What is the difference between account-level intent and contact-level intent?

Account-level intent tells you that a company is researching a topic, which is useful for prioritizing your territory but not enough to know who to call. Contact-level intent goes further: it identifies the specific individuals at that company most likely to be involved in the purchase decision, based on their role, location, and the topic being researched. ZoomInfo's recommended contacts combine account-level intent signals with job-function mapping and location weighting to surface the right person, not just the right company. For quota-carrying reps managing large territories, that distinction is the difference between a prioritized call list and a guessing game.

How do I configure intent topics in ZoomInfo to get better contact recommendations?

Intent topics in ZoomInfo are configured by account admins in the platform settings.

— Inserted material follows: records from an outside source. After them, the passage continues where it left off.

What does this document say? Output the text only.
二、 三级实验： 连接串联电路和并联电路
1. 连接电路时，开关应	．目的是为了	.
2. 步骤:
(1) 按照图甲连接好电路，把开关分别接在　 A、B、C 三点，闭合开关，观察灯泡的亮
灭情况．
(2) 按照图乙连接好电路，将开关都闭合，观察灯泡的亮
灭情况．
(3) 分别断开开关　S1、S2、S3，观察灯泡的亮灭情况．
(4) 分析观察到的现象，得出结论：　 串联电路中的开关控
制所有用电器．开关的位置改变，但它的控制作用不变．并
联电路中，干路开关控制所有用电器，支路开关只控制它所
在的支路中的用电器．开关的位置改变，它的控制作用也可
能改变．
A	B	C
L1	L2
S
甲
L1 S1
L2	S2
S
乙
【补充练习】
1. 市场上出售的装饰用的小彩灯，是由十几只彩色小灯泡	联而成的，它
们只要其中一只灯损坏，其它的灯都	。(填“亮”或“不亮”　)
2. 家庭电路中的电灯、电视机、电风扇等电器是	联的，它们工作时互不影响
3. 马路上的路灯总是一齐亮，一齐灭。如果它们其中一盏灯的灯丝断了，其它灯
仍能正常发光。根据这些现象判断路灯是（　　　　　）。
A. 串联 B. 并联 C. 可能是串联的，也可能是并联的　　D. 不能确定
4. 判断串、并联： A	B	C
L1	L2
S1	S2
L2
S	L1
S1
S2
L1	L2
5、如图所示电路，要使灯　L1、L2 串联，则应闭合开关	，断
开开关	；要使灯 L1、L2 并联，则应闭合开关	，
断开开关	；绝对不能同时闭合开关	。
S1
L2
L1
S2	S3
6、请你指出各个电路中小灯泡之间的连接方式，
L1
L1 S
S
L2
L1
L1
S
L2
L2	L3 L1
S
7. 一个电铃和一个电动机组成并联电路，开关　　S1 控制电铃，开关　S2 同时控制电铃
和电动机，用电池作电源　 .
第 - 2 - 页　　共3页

The quality of your recommended contacts depends directly on how well your configured topics match your ICP's actual research behavior. Avoid generic topics like "software" or "B2B." Instead, use specific category terms your buyers research when evaluating solutions like yours: "sales engagement software," "CRM integration," or "outbound prospecting" for a VP of Sales ICP, for example. Review and refine your topic list quarterly as your ICP's research patterns evolve. ZoomInfo Intent gives admins direct access to topic configuration from the platform settings.

Is ZoomInfo intent data first-party or third-party?

ZoomInfo's intent data is primarily third-party: it tracks content consumption across a network of publisher sites, capturing research behavior that happens outside your own website. This is distinct from first-party intent such as website visits, form fills, and content downloads on your own domain. ZoomInfo also incorporates proprietary signals, including streaming web activity and IP-to-organization matching across 210 million pairings, to improve signal accuracy and contact-level resolution. The combination of third-party coverage and proprietary matching infrastructure is what enables ZoomInfo to recommend specific contacts rather than just flagging accounts.